When you’re adopting a child you may often specify if you would like a boy or a girl. Rob and I decided not to do that and we were told “if you don’t specify one or the other, you’ll get a boy.” Well, we didn’t. My notes from that phone call on July 21 say one word at the top in capital letters: GIRL! Not what we or anyone else was expecting, but what we needed even if we didn’t know it.

 

Jesus was certainly not the kind of leader the people of Israel were expecting. Their Messiah was going to fight, to beat up on those nasty Romans and set up Jerusalem as the capital city of a mighty empire. This Saving General would lead like David—killing his tens of thousands and he would rule. The Jesus who would come to a Bethlehem cave in the stink of hay and afterbirth was about as far from those expectations as Hannah was from “you’ll get a boy.”

We don’t know much about Hannah’s birth parents. She’s now one of our family, part of our lineage, she shares my name and heritage. I never introduce her as my adopted daughter. She’s my child, every bit as much as the ones who grew in my belly. She is now one of us: a Lagerwey for better or for worse (we think it’s quite funny that she’s the first of our children to get glasses, considering how nearsighted Rob and I both are!) And isn?t that what the Incarnation is all about? We don’t have to wonder “what if God was one of us?” because He became one of us.

Romans 8:22-25 says,

We know that the whole creation has been groaning as in the pains of childbirth right up to the present time. No only so, but we ourselves, who have the firstfruits of the Spirit, groan inwardly as we wait eagerly for our adoption as sons, the redemption of our bodies. For in this hope we were saved. But hope that is seen is no hope at all. Who hopes for what he already has? But if we hope for what we do not yet have, we wait for it patiently.
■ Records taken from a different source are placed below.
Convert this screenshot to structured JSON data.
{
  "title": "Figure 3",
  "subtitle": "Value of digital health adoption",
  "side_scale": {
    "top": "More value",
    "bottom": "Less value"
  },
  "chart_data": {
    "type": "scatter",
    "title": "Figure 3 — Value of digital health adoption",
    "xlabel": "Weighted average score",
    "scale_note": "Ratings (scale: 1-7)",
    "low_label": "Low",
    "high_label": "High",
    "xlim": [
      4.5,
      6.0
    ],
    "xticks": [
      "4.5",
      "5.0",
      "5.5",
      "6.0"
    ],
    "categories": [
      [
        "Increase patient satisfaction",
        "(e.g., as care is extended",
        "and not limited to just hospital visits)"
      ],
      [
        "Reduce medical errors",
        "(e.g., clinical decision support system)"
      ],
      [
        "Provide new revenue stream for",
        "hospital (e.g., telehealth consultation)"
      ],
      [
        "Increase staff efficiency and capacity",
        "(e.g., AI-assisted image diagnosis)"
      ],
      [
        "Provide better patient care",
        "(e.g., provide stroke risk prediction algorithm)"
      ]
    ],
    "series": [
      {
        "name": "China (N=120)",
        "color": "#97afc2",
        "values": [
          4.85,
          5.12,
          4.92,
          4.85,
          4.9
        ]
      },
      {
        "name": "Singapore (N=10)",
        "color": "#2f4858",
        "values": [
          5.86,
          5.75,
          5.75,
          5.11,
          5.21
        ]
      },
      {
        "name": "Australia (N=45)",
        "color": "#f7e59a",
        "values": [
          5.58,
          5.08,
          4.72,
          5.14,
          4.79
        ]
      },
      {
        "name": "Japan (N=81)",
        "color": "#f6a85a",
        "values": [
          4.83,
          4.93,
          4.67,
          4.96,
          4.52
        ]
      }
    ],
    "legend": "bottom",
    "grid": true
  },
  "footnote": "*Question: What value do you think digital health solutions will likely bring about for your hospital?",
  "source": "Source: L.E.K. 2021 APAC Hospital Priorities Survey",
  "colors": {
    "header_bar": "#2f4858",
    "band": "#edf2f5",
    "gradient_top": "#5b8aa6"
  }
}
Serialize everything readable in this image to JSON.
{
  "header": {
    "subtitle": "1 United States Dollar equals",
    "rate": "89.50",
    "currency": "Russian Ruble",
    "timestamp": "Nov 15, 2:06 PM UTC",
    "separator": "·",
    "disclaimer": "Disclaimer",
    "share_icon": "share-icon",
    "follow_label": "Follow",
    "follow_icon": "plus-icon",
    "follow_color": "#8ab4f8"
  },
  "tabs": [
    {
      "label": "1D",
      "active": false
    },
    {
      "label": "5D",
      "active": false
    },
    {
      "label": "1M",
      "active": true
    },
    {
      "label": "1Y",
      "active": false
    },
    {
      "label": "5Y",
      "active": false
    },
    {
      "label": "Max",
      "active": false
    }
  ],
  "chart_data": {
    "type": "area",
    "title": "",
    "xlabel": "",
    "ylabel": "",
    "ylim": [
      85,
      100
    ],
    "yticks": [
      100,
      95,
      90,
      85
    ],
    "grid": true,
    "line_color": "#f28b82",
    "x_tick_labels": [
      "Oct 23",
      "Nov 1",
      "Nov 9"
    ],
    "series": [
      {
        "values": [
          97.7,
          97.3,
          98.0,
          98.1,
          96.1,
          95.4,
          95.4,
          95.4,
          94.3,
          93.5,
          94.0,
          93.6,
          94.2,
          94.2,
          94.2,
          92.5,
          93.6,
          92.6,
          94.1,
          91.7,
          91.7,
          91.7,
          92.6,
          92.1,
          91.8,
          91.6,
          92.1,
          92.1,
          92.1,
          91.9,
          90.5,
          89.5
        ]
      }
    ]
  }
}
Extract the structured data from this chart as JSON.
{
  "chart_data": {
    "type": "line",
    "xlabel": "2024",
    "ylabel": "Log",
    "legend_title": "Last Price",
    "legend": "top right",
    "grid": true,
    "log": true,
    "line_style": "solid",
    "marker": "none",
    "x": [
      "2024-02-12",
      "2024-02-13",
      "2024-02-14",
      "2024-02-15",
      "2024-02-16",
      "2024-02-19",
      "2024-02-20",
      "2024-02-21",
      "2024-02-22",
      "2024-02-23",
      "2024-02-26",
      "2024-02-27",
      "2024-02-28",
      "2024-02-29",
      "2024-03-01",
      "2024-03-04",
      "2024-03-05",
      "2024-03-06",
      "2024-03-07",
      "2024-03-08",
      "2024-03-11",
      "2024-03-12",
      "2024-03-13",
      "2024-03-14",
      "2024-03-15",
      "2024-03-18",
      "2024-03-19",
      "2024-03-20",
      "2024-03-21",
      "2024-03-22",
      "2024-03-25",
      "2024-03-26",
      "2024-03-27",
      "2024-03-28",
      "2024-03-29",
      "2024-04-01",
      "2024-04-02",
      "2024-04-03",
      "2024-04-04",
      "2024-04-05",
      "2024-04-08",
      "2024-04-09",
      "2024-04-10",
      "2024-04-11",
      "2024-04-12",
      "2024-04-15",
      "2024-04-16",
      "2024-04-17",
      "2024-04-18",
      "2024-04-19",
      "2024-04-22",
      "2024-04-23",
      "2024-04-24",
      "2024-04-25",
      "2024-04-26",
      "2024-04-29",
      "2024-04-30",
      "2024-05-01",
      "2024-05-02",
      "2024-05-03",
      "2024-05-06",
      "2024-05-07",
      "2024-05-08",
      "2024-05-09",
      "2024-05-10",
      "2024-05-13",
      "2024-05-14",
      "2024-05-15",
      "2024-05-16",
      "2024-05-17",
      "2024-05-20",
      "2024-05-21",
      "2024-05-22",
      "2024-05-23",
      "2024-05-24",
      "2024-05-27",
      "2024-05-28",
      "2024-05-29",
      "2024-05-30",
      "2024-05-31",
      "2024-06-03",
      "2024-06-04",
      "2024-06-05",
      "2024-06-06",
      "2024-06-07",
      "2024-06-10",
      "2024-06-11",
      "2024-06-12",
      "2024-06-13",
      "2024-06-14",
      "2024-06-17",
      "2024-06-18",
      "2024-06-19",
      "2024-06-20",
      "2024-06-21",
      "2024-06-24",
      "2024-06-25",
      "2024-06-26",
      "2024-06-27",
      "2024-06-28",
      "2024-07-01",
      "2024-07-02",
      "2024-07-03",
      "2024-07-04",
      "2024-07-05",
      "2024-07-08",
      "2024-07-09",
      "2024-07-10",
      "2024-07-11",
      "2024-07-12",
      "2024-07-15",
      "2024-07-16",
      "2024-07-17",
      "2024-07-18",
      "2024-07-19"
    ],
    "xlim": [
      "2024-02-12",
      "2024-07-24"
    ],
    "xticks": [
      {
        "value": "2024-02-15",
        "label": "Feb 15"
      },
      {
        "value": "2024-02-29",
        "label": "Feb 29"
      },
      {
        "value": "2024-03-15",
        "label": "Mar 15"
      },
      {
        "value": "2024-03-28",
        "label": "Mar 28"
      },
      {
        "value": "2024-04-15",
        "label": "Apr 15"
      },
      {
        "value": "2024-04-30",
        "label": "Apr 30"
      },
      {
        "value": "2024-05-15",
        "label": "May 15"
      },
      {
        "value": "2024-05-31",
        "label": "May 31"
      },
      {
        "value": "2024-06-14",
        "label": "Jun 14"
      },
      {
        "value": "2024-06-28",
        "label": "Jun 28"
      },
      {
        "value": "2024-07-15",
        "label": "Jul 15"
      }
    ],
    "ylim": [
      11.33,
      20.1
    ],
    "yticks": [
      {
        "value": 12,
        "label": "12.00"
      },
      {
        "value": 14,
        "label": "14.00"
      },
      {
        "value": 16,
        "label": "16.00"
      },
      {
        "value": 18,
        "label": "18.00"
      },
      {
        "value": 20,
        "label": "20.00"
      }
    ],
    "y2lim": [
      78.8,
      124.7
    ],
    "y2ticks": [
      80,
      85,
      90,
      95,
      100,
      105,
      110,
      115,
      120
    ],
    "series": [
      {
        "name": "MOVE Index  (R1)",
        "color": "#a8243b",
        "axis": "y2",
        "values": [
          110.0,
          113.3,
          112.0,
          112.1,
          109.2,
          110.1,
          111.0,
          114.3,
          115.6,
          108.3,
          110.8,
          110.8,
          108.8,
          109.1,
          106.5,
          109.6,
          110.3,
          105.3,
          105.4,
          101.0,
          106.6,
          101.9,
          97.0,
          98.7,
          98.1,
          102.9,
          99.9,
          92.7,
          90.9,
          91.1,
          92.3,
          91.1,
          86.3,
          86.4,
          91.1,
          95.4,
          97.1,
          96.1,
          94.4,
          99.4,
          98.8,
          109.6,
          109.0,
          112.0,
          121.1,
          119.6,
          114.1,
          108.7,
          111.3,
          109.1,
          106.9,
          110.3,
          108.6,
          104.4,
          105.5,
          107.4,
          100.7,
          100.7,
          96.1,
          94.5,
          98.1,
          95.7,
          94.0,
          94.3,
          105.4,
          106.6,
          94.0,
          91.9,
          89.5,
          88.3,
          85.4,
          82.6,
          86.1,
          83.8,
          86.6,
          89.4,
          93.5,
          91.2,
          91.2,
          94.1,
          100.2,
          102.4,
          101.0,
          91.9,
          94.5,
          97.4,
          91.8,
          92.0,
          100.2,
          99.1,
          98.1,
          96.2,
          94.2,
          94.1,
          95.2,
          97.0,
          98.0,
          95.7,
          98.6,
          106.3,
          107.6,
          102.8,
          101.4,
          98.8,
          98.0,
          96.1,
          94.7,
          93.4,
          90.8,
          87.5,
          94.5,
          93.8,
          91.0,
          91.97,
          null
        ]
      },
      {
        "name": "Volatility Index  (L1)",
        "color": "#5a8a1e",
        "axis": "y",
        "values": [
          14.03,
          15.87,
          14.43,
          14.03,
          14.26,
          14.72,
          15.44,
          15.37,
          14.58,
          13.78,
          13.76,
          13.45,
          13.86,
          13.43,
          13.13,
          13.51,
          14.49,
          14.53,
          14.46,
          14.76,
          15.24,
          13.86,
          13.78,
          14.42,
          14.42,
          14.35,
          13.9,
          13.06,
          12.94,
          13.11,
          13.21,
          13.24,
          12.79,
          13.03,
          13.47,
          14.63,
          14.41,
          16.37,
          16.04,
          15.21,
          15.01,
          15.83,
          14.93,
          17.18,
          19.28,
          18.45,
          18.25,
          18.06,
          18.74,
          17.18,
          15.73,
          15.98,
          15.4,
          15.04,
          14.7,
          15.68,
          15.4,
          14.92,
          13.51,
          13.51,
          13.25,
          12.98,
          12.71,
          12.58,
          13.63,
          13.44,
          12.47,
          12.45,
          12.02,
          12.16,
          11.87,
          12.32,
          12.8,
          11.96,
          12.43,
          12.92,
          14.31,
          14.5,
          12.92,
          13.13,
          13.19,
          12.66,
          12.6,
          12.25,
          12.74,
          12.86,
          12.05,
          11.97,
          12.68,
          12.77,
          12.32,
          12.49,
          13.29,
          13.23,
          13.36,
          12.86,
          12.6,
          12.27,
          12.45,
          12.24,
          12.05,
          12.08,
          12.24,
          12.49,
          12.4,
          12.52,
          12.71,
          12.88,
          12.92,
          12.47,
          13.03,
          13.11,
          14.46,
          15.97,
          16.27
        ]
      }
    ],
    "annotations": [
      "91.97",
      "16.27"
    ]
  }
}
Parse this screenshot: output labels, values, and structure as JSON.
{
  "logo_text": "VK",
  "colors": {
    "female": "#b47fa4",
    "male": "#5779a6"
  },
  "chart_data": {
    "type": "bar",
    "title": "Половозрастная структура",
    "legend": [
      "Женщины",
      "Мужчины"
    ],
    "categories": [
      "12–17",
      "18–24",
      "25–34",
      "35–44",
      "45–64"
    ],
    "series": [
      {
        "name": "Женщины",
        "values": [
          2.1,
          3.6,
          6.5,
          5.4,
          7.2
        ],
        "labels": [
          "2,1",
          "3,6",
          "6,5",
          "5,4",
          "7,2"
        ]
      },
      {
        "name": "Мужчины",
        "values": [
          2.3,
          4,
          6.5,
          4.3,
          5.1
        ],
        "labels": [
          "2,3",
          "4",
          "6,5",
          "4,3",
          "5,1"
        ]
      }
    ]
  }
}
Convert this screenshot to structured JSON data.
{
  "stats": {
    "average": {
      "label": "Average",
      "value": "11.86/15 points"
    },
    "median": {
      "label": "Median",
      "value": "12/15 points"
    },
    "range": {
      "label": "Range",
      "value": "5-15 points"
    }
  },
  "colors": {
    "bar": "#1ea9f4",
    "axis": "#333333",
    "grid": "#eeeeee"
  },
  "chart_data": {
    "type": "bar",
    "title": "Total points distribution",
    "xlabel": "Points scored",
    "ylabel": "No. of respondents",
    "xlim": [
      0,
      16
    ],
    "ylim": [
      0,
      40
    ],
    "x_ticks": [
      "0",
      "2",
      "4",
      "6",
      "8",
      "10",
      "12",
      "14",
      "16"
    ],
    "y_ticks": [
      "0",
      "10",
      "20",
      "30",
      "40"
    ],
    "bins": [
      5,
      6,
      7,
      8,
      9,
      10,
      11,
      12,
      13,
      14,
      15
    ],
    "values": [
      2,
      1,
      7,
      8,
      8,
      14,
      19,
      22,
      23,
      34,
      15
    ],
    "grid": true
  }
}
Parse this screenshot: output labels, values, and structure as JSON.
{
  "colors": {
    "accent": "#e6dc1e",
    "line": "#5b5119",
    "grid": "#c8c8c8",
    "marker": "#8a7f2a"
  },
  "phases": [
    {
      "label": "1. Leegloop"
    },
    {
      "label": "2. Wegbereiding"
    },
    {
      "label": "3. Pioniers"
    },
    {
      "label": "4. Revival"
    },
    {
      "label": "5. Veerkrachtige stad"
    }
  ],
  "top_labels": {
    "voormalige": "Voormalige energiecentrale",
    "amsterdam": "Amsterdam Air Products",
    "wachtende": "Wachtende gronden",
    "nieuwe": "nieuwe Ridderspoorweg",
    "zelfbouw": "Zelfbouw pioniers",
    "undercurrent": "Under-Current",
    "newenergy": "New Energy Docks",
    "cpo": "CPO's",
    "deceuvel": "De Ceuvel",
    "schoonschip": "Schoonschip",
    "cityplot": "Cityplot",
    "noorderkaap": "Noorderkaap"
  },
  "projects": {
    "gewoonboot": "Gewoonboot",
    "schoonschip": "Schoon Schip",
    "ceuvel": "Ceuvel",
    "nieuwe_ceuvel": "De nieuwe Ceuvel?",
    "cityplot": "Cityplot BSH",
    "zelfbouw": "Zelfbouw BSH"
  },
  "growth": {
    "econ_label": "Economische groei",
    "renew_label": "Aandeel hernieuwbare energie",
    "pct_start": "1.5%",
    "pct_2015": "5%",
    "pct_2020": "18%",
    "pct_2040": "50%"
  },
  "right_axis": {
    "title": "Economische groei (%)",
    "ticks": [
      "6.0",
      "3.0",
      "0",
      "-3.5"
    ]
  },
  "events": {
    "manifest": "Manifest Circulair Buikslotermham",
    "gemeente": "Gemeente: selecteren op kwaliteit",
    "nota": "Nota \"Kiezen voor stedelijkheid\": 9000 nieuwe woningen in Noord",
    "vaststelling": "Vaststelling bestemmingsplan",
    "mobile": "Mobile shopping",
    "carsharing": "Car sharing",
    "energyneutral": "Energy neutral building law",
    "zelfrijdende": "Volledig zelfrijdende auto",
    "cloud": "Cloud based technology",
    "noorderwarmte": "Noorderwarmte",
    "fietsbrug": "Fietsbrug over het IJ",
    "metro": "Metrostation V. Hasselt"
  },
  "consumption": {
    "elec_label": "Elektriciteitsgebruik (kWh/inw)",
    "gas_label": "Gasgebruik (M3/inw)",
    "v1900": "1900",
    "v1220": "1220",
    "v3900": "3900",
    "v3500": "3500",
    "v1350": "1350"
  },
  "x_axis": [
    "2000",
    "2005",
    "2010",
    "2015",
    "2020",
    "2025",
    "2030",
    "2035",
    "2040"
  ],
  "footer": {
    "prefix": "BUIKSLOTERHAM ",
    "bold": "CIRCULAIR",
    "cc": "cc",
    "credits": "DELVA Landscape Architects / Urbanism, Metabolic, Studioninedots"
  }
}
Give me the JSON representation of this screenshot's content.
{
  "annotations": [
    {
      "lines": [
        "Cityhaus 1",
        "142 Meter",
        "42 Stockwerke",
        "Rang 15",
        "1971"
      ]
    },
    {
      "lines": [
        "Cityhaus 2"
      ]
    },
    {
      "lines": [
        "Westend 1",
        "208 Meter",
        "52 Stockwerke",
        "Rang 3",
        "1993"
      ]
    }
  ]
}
Isn’t it interesting that this passage talks about how we’re all waiting to be adopted into God’s family? And that’s the most amazing connection between a couple of human parents waiting at an airport for an escort to walk from the plane’s gate to where someone is standing to hand them a little bundle wrapped in a yellow Snugli: at the end of the waiting, there’s a gift, a child who changes everything in a moment and a lifetime of mystery and discovery. At the end of this advent season, the same package awaits each of us: a Child who changes everything and, most amazingly of all, makes me one of His children—a child of God myself!